Tessier Jon E, Rupp Gerald, Gera Jim T, DeHart Matthew L, Kowalik Tom D, Duwelius Paul J
Signature Medical Group, St Louis, Missouri.
Orthopedic Institute, Providence Health & Services, Portland, Oregon.
J Arthroplasty. 2016 Sep;31(9 Suppl):54-8. doi: 10.1016/j.arth.2016.05.001. Epub 2016 May 11.
There is a pronounced need for a sustainable care model for total joint arthroplasty in the United States. Total hip and knee arthroplasty is expected to increase 673% by 2030, and Medicare is the payor for a majority of these episodes. Our objective was to compare orthopedic cohort groups with and without defined postacute care pathways and the effects of the care pathways on service utilization and cost for Medicare patients in the Bundled Payments for Care Improvement program.

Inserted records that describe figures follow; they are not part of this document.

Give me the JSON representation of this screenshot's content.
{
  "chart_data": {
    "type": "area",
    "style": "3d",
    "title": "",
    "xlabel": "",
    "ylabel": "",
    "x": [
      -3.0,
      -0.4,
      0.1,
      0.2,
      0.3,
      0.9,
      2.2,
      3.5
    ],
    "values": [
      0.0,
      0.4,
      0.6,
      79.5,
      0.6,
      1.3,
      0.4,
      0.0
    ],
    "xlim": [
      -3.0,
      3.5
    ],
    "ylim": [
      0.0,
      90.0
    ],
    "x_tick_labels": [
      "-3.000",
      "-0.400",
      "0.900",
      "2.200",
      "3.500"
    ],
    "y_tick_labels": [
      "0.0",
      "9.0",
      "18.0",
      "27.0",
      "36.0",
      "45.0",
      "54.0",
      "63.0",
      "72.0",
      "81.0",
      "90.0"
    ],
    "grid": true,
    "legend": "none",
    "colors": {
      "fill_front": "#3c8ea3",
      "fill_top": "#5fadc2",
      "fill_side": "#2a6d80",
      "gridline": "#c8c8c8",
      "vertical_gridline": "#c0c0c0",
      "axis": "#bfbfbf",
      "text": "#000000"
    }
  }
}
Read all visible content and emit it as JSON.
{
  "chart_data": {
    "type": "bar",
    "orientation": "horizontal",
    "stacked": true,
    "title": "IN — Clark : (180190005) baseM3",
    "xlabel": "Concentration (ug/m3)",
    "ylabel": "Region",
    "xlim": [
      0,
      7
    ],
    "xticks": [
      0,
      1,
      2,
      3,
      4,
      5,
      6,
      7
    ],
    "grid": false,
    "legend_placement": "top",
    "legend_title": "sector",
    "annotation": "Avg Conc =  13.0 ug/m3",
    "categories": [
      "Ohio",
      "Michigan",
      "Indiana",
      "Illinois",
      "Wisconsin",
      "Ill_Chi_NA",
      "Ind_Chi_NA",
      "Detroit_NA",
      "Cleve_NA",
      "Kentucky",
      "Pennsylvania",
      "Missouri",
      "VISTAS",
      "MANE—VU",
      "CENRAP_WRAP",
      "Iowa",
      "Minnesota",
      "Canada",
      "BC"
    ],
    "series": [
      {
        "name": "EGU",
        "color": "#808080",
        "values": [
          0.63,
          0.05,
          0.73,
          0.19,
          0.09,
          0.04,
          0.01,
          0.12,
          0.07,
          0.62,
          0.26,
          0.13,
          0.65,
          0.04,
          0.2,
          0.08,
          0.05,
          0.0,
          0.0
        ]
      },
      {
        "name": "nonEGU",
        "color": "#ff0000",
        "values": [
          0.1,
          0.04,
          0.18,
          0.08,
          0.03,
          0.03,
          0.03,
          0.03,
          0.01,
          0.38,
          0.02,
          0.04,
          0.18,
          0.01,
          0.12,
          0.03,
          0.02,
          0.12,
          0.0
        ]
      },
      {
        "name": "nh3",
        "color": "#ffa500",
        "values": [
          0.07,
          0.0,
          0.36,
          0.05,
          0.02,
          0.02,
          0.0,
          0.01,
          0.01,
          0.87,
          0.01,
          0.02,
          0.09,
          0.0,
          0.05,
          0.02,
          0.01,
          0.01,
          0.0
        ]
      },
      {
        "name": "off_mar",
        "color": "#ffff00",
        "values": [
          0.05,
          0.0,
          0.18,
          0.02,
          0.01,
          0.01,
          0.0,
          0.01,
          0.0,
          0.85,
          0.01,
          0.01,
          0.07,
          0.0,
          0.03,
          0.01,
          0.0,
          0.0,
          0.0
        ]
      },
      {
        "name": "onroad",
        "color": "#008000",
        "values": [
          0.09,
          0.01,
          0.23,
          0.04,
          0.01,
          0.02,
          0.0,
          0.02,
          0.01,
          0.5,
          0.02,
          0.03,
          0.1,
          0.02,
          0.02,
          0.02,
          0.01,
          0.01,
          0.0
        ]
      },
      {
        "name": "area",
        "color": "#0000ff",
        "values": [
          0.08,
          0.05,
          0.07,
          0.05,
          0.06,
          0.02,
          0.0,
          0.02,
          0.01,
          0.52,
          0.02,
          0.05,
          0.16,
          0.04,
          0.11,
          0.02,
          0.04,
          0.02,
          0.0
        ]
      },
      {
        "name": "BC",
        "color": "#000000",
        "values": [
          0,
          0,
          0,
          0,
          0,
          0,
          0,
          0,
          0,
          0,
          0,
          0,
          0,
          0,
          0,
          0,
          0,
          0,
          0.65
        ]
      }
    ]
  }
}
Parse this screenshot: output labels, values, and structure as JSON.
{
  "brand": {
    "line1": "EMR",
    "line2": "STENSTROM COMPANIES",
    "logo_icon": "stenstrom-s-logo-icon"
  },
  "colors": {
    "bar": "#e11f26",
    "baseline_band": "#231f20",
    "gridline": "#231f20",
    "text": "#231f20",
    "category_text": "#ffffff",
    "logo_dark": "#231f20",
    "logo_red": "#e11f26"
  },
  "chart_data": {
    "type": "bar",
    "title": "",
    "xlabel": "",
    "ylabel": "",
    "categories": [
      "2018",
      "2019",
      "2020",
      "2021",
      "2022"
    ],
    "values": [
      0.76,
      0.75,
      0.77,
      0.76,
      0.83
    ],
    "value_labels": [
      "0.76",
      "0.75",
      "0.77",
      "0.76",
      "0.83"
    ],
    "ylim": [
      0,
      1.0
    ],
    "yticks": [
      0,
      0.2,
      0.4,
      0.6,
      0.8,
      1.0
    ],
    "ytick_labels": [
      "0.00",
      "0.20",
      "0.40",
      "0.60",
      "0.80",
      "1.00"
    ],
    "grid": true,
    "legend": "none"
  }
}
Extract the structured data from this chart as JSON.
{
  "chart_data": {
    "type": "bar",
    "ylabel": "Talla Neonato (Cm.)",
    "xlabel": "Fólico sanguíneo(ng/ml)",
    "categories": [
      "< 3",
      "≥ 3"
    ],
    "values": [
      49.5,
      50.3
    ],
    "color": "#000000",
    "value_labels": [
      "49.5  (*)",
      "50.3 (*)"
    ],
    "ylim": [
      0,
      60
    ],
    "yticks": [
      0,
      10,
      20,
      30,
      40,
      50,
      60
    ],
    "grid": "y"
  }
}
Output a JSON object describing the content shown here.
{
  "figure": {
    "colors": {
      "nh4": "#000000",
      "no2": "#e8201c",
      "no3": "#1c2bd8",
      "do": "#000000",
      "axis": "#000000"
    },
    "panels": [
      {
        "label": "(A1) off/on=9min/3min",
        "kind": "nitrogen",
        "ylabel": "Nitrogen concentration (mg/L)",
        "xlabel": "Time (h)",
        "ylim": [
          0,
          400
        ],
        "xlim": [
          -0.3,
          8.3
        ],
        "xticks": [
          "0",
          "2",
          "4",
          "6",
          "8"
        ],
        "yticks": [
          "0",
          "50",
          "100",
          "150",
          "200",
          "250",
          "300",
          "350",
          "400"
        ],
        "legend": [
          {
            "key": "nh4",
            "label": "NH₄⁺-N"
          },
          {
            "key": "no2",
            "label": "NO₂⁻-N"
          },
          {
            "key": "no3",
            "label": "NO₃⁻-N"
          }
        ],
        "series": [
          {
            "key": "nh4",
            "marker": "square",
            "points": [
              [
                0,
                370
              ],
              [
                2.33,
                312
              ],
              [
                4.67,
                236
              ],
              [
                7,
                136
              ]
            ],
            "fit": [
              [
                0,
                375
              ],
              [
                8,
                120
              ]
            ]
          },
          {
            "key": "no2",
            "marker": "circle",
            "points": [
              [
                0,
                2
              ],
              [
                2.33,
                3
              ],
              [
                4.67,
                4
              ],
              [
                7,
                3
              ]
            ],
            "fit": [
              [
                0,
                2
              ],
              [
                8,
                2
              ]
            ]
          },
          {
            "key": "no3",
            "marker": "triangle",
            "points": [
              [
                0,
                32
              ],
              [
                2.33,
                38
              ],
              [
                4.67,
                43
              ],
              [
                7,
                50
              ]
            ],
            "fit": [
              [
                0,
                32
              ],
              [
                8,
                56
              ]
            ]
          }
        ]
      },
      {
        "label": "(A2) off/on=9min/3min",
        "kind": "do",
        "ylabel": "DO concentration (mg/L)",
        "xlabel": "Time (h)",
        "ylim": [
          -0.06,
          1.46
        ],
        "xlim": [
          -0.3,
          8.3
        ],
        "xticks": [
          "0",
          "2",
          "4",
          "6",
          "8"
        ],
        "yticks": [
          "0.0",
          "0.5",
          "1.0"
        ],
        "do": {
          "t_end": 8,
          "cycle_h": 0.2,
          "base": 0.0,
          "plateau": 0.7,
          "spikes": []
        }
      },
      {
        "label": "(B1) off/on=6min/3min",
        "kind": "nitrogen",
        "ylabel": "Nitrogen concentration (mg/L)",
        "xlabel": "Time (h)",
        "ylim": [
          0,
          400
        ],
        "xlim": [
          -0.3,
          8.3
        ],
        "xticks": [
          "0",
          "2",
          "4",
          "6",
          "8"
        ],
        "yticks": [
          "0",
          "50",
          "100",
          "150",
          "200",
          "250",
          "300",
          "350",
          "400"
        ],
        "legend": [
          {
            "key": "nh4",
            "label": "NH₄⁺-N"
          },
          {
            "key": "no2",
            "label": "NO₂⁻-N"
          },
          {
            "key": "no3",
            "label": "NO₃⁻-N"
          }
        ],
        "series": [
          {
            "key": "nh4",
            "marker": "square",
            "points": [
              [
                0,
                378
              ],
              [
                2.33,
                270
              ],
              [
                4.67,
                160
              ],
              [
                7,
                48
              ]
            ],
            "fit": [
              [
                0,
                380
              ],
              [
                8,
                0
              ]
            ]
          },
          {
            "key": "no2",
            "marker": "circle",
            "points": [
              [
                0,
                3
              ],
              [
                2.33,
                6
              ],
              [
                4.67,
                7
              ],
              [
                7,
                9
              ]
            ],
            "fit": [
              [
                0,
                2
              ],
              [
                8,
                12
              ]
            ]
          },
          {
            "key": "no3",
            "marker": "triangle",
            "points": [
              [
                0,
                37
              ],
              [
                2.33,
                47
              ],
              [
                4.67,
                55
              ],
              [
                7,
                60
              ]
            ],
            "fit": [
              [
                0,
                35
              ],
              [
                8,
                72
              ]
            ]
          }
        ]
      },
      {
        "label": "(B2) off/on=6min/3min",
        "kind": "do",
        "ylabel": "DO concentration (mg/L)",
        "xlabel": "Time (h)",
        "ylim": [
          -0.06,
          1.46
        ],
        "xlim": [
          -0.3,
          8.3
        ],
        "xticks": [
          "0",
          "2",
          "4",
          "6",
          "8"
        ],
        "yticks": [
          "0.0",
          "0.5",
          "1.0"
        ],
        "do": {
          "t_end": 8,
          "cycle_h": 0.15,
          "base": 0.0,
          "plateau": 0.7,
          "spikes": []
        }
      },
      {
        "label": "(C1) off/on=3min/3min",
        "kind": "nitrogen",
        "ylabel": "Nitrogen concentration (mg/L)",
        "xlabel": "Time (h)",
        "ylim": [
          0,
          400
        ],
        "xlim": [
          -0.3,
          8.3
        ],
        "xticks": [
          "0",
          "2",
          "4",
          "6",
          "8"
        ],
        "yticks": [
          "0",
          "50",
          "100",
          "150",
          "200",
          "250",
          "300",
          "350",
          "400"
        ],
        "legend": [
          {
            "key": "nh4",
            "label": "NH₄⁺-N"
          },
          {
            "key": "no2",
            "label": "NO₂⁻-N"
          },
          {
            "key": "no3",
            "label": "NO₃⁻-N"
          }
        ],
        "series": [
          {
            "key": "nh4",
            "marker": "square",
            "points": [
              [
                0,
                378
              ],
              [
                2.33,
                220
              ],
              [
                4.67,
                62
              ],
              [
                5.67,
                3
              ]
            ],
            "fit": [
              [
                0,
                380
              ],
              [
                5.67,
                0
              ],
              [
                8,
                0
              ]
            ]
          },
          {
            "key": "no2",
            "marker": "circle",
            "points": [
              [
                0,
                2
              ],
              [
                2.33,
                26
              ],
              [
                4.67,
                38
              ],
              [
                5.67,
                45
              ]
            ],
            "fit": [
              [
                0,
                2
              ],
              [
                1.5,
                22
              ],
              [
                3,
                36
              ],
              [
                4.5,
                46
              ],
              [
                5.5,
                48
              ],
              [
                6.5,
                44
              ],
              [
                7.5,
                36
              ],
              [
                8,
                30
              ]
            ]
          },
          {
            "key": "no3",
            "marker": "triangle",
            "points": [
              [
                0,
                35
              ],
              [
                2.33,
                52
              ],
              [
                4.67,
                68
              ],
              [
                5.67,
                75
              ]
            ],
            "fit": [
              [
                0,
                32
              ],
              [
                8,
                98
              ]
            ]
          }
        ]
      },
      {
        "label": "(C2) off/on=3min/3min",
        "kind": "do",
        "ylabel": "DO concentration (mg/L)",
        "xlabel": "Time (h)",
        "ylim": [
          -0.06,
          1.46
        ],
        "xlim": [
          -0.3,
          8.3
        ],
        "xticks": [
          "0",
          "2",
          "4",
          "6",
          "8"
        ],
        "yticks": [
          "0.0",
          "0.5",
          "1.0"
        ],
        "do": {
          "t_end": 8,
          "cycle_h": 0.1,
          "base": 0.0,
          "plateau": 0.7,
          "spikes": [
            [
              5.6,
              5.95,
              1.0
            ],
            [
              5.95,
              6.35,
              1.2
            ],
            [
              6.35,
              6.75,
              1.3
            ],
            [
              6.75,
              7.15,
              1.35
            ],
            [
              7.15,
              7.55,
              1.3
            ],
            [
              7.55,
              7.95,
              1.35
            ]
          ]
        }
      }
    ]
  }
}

Claims data for elective hip and knee arthroplasty episodes from a national bundled payments for care improvement database were the source of our study data. Independent reviewers were used to determine which groups had defined clinical pathways. The 2 cohort groups were then compared between those with defined clinical pathways and those without. Outcomes measures included postacute care costs, utilization rates (both frequency and length of time) for inpatient rehabilitation facilities, skilled nursing facilities, home health, and readmissions.
Orthopedic physicians with defined postacute care pathways showed consistent decreases in cost and utilization as compared to physicians without defined postacute care pathways. Elective hip arthroplasty per episode cost differential was $3189 per episode between physicians with care pathways ($19,005) and those without ($22,195; P < .001). Elective knee arthroplasty per episode cost difference was $2466 per episode between physicians with care pathways ($18,866) and those without ($21,332; P < .001). Incident rates of utilization for postacute care services displayed significant differences between physicians with and without postacute care pathways. Physicians with defined postacute pathways demonstrated utilization reductions ranging from 7% to 79% with incident rate reductions ranging from 44% to 79%.
The results suggest that orthopedic physicians with defined postacute care pathways affect discharge disposition. The findings show significant cost and utilization reductions for physicians with defined postacute care pathways.
美国对全关节置换术的可持续护理模式有着迫切需求。预计到2030年,全髋关节和膝关节置换术将增长673%,而医疗保险是这些病例中大多数的支付方。我们的目标是比较有和没有明确急性后护理路径的骨科队列组,以及护理路径对改善护理捆绑支付计划中医疗保险患者服务利用和成本的影响。
我们的研究数据来源于一个全国性的改善护理捆绑支付数据库中择期髋关节和膝关节置换术病例的索赔数据。由独立评审员确定哪些组有明确的临床路径。然后对有明确临床路径和没有明确临床路径的两组队列进行比较。结果指标包括急性后护理成本、住院康复设施、专业护理设施、家庭健康护理的利用率(频率和时长)以及再入院情况。
与没有明确急性后护理路径的骨科医生相比,有明确急性后护理路径的骨科医生在成本和利用率方面持续下降。有护理路径的医生(19,005美元)和没有护理路径的医生(22,195美元)之间,择期髋关节置换术每例成本差异为3189美元(P <.001)。有护理路径的医生(18,866美元)和没有护理路径的医生(21,332美元)之间,择期膝关节置换术每例成本差异为2466美元(P <.001)。急性后护理服务的利用率在有和没有急性后护理路径的医生之间存在显著差异。有明确急性后护理路径的医生利用率降低了7%至79%,发生率降低了44%至79%。
结果表明,有明确急性后护理路径的骨科医生会影响出院处置。研究结果显示,有明确急性后护理路径的医生在成本和利用率方面有显著降低。